Sotelo Jesus, Tabatabaei Sahar Mofidi, Fofie Christian, Fosu Kelvin, Dodd-O Joseph, Simcik Rebecca, Tack See, Soto-Reyes Miguel J, Yousef Saad, Caro-Diaz Eduardo J, Kumar Vivek, Van Horn Wade, Kolber Benedict J, Tidgewell Kevin J
Department of Biological Sciences, Department of Neuroscience, and Center for Advanced Pain Studies, University of Texas at Dallas, Richardson, TX.
Department of Pharmaceutical Sciences, University of Kentucky, Lexington, KY.
bioRxiv. 2025 Jun 22:2025.06.19.660581. doi: 10.1101/2025.06.19.660581.

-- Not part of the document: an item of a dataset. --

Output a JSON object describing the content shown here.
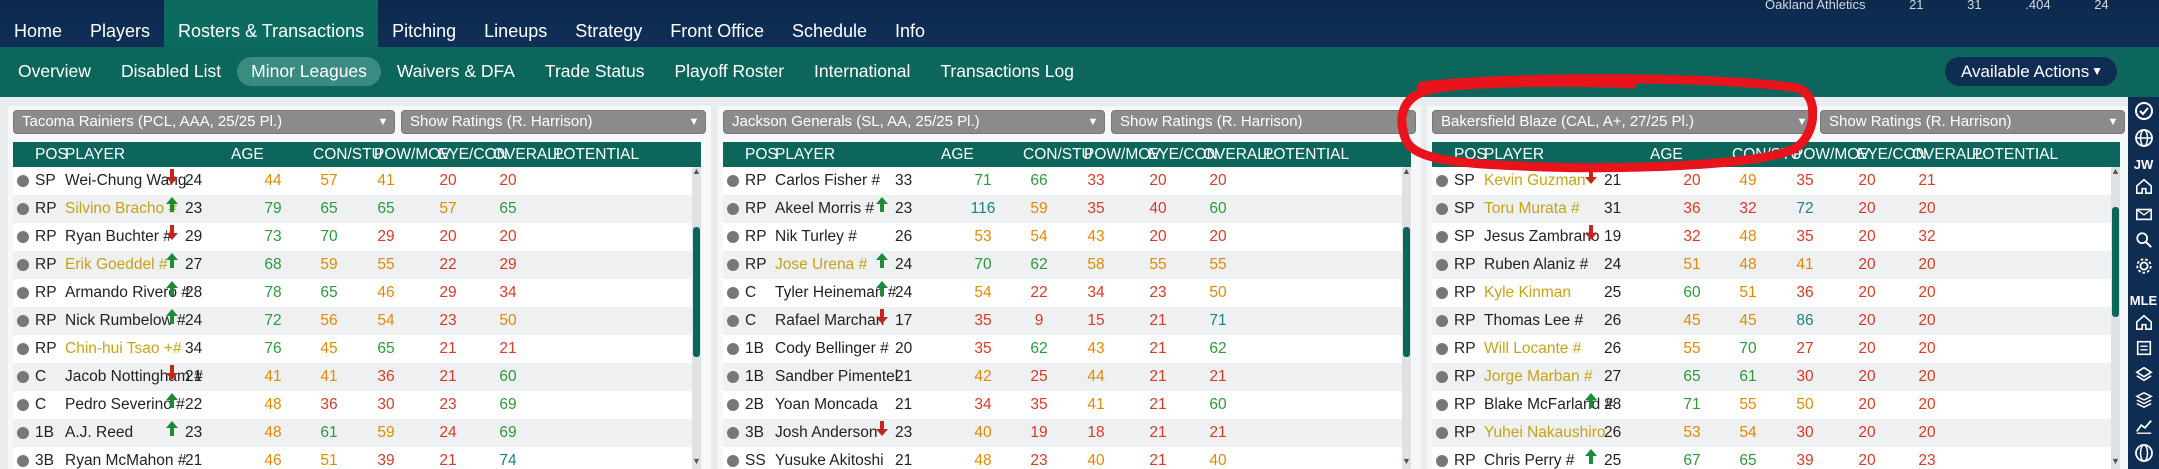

Ver E's structure was validated by H NMR, HRMS, and molecular networking analyses. Computational docking and NMR titration confirmed direct, saturable, and tight binding of Ver E to the human Sigma-2 receptor/transmembrane protein 97 (σR/TMEM97). Functional calcium imaging in primary mouse sensory neurons revealed that Ver E increases intracellular Ca levels without modulating store-operated calcium entry (SOCE). Multi-well microelectrode array experiments using human induced pluripotent stem cell (hiPSC) derived nociceptors showed that Ver E significantly reduced neuronal activity at physiological temperatures, but not under heat-stress conditions. Ver E exhibited no cytotoxicity at concentrations up to 30 μM in HEK293 cells, and immunocytochemistry confirmed that it does not alter phosphorylated eIF2α (p-eIF2α) expression, indicating a mechanism distinct from integrated stress response modulators. Collectively, these findings position Ver E as a non-toxic compound capable of selectively modulating neuronal excitability, thereby advancing the development of novel therapeutics for pain management.
Ver E的结构通过核磁共振氢谱(¹H NMR)、高分辨质谱(HRMS)和分子网络分析得到验证。计算对接和核磁共振滴定证实了Ver E与人西格玛-2受体/跨膜蛋白97(σR/TMEM97)直接、可饱和且紧密的结合。原代小鼠感觉神经元的功能性钙成像显示,Ver E可增加细胞内钙水平,而不调节储存式钙内流(SOCE)。使用人诱导多能干细胞(hiPSC)衍生的伤害感受器进行的多孔微电极阵列实验表明,Ver E在生理温度下显著降低神经元活性,但在热应激条件下则不然。在HEK293细胞中,浓度高达30 μM时Ver E均未表现出细胞毒性,免疫细胞化学证实其不会改变磷酸化真核起始因子2α(p-eIF2α)的表达,表明其作用机制不同于整合应激反应调节剂。总体而言,这些发现表明Ver E是一种能够选择性调节神经元兴奋性的无毒化合物,从而推动了新型疼痛管理疗法的开发。